Ruang Kreativitas di Pinggiran Desa Sleman
Di tengah keindahan alam desa yang tenang, terdapat sebuah ruang kreativitas yang menawarkan berbagai aktivitas inovatif dan edukatif. Lokasinya berada di Dusun Betakan, Desa Sumberrahayu, Moyudan, Kabupaten Sleman, Yogyakarta. Ruang ini dikelola oleh lembaga nirlaba Yayasan Literasi Desa Tumbuh (YLDT) yang telah beroperasi selama setahun terakhir.
Ruang ini menjadi tempat bagi berbagai kegiatan yang mengedepankan kreativitas dan pembelajaran. Mulai dari workshop membuat lilin aromaterapi hingga daur ulang minyak jelantah, belajar alat musik tradisional, hingga menonton film bersama di bawah rindangnya kebun kelapa. Aktivitas-aktivitas ini tidak hanya memberikan kesempatan untuk belajar, tetapi juga mendorong partisipasi masyarakat dalam menjaga lingkungan dan membangun ekonomi lokal.
Workshop Membuat Lilin Aromaterapi dan Sabun dari Minyak Jelantah
Salah satu acara yang digelar di ruang tersebut adalah workshop membuat lilin aromaterapi dan sabun cuci dari daur ulang minyak jelantah. Acara ini diikuti oleh sekitar 30 peserta, terutama ibu rumah tangga dari lima kabupaten/kota di Yogyakarta. Menurut Desy Ery Dani, pengelola ruang literasi itu, minyak jelantah sering kali dianggap sebagai limbah yang sulit dibuang. Namun, dengan pengolahan yang tepat, minyak ini bisa menjadi bahan baku yang bernilai.
Inisiatif ini berawal dari pengalaman sederhana warga yang sering kesulitan membuang limbah minyak goreng. Saat rencana workshop ini diumumkan, antusiasme peserta sangat tinggi, sehingga acara dibagi menjadi dua gelombang. Peserta dapat menghasilkan produk yang memiliki nilai jual dari rumah masing-masing.

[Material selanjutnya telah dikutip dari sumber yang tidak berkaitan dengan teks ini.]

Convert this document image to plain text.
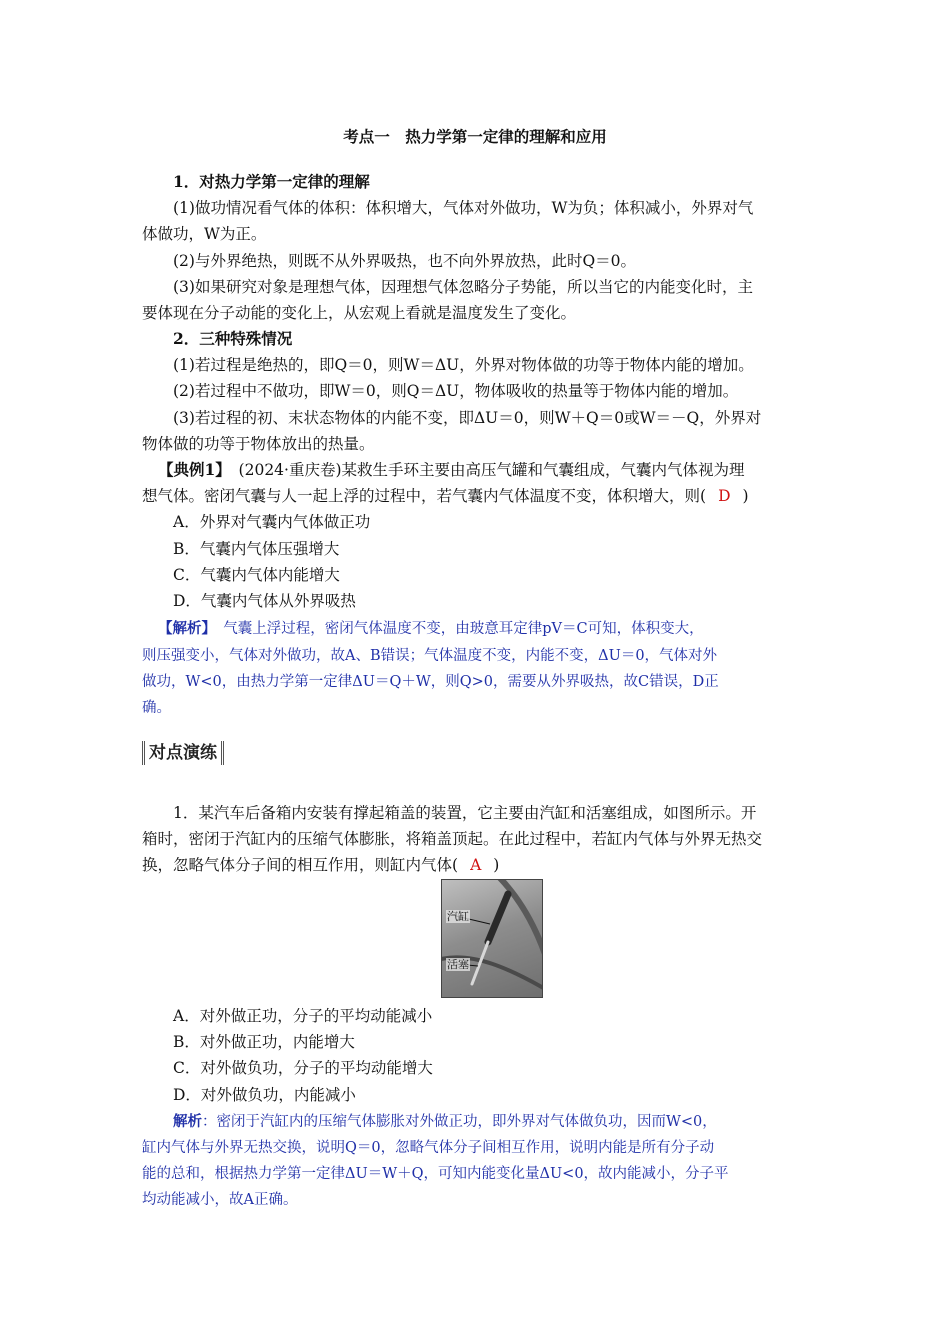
考点一　热力学第一定律的理解和应用
1．对热力学第一定律的理解
(1)做功情况看气体的体积：体积增大，气体对外做功，W为负；体积减小，外界对气
体做功，W为正。
(2)与外界绝热，则既不从外界吸热，也不向外界放热，此时Q＝0。
(3)如果研究对象是理想气体，因理想气体忽略分子势能，所以当它的内能变化时，主
要体现在分子动能的变化上，从宏观上看就是温度发生了变化。
2．三种特殊情况
(1)若过程是绝热的，即Q＝0，则W＝ΔU，外界对物体做的功等于物体内能的增加。
(2)若过程中不做功，即W＝0，则Q＝ΔU，物体吸收的热量等于物体内能的增加。
(3)若过程的初、末状态物体的内能不变，即ΔU＝0，则W＋Q＝0或W＝－Q，外界对
物体做的功等于物体放出的热量。
【典例1】　(2024·重庆卷)某救生手环主要由高压气罐和气囊组成，气囊内气体视为理
想气体。密闭气囊与人一起上浮的过程中，若气囊内气体温度不变，体积增大，则( D )
A．外界对气囊内气体做正功
B．气囊内气体压强增大
C．气囊内气体内能增大
D．气囊内气体从外界吸热
【解析】　气囊上浮过程，密闭气体温度不变，由玻意耳定律pV＝C可知，体积变大，
则压强变小，气体对外做功，故A、B错误；气体温度不变，内能不变，ΔU＝0，气体对外
做功，W<0，由热力学第一定律ΔU＝Q＋W，则Q>0，需要从外界吸热，故C错误，D正
确。
对点演练
1．某汽车后备箱内安装有撑起箱盖的装置，它主要由汽缸和活塞组成，如图所示。开
箱时，密闭于汽缸内的压缩气体膨胀，将箱盖顶起。在此过程中，若缸内气体与外界无热交
换，忽略气体分子间的相互作用，则缸内气体( A )
汽缸
活塞
A．对外做正功，分子的平均动能减小
B．对外做正功，内能增大
C．对外做负功，分子的平均动能增大
D．对外做负功，内能减小
解析：密闭于汽缸内的压缩气体膨胀对外做正功，即外界对气体做负功，因而W<0，
缸内气体与外界无热交换，说明Q＝0，忽略气体分子间相互作用，说明内能是所有分子动
能的总和，根据热力学第一定律ΔU＝W＋Q，可知内能变化量ΔU<0，故内能减小，分子平
均动能减小，故A正确。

Iqfi Muallizzati, salah satu peserta workshop, mengungkapkan bahwa bahan-bahan yang digunakan cukup sederhana. Minyak jelantah yang sudah dimurnikan dicampur dengan asam stearat, pewarna minyak, dan pewangi. Sedangkan untuk sabun, campuran kimianya menggunakan bubuk soda api. Proses pembuatannya relatif mudah, meskipun pemurnian minyak jelantah membutuhkan waktu sekitar tiga minggu. Pemurnian bisa dilakukan dengan merendam kulit pisang, arang, atau bleaching earth dalam minyak tersebut.
Ruang Belajar untuk Perlindungan Anak
Selain menjadi lokasi workshop, ruang ini juga menjadi tempat pelatihan bagi Lembaga Perlindungan Anak (LPA) Klaten yang bekerja sama dengan UNICEF. Selama tiga hari awal Agustus, berbagai kegiatan dilaksanakan, termasuk Nonton Bareng (Nobar) film tentang perjalanan anak muda Indonesia ke Suriah, diskusi, dan belajar memainkan angklung bersama anak-anak.

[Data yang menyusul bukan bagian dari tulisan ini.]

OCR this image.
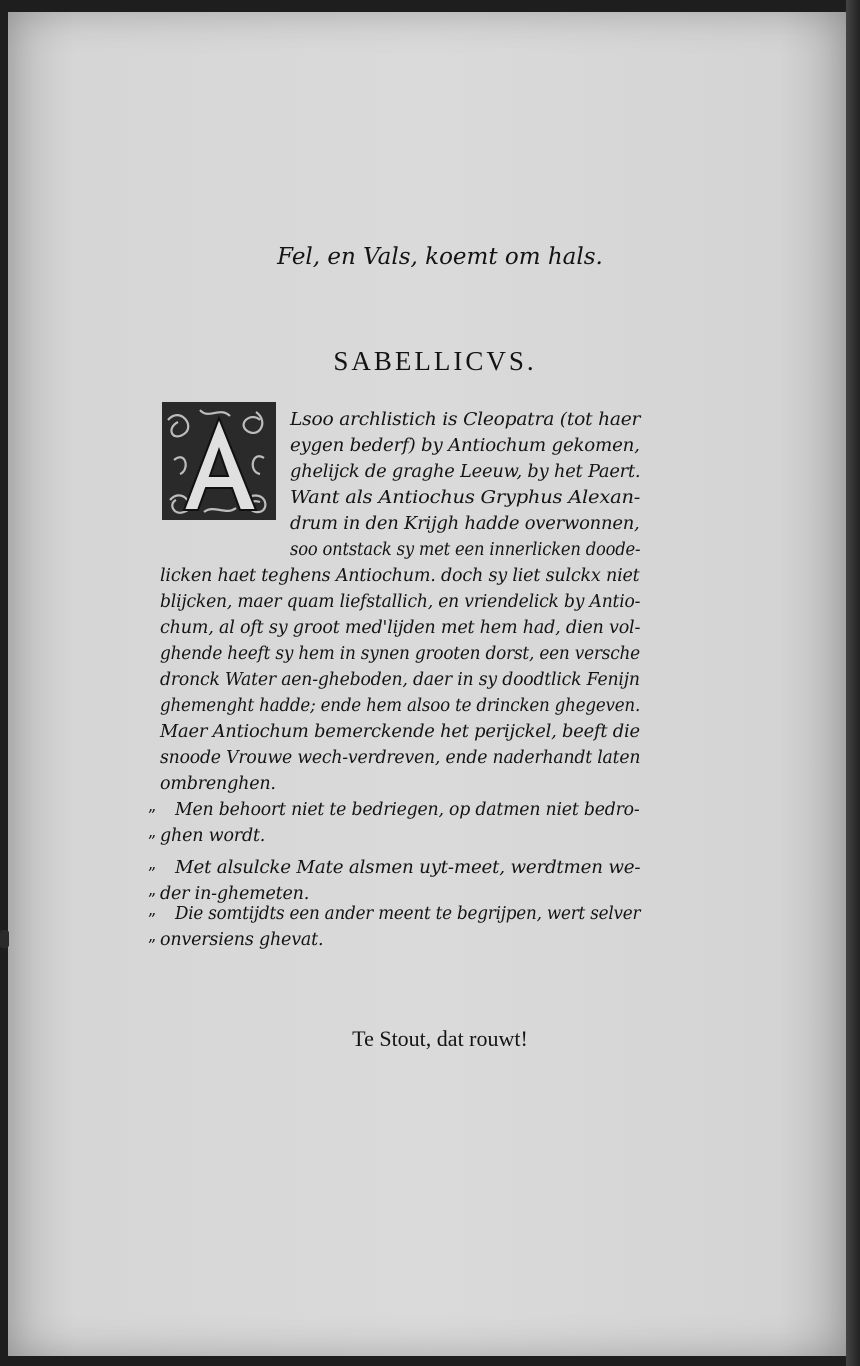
Fel, en Vals, koemt om hals.
SABELLICVS.
Lsoo archlistich is Cleopatra (tot haer
eygen bederf) by Antiochum gekomen,
ghelijck de graghe Leeuw, by het Paert.
Want als Antiochus Gryphus Alexan-
drum in den Krijgh hadde overwonnen,
soo ontstack sy met een innerlicken doode-
licken haet teghens Antiochum. doch sy liet sulckx niet
blijcken, maer quam liefstallich, en vriendelick by Antio-
chum, al oft sy groot med'lijden met hem had, dien vol-
ghende heeft sy hem in synen grooten dorst, een versche
dronck Water aen-gheboden, daer in sy doodtlick Fenijn
ghemenght hadde; ende hem alsoo te drincken ghegeven.
Maer Antiochum bemerckende het perijckel, beeft die
snoode Vrouwe wech-verdreven, ende naderhandt laten
ombrenghen.
„ Men behoort niet te bedriegen, op datmen niet bedro-
„ ghen wordt.
„ Met alsulcke Mate alsmen uyt-meet, werdtmen we-
„ der in-ghemeten.
„ Die somtijdts een ander meent te begrijpen, wert selver
„ onversiens ghevat.
Te Stout, dat rouwt!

Pendiri YLDT, Noor Huda Ismail, menyatakan bahwa semua kegiatan ini bertujuan untuk memperkuat perlindungan anak dari ancaman ekstremisme kekerasan seperti terorisme. Ia menekankan pentingnya memahami isu-isu global yang berkaitan dengan isu lokal agar bisa menciptakan pencegahan yang efektif.
Pada hari pertama, peserta diajak menonton film Road to Resilience yang mengisahkan perjalanan anak muda Indonesia ke Suriah, kemudian dilanjutkan dengan diskusi. Hari kedua, peserta berbagi pengalaman dalam membangun narasi damai melalui media dalam jaringan maupun luar jaringan. Di hari terakhir, para peserta menikmati pementasan tari dan musik angklung dari anak-anak dampingan komunitas Aksara Tari dan Gema Literasi. Mereka juga ikut belajar memainkan angklung dan merasakan potensi budaya sebagai bagian dari upaya reintegrasi anak.
Dengan berbagai aktivitas yang menarik dan bermanfaat, ruang ini tidak hanya menjadi tempat kreativitas, tetapi juga menjadi pusat pembelajaran dan pengembangan masyarakat.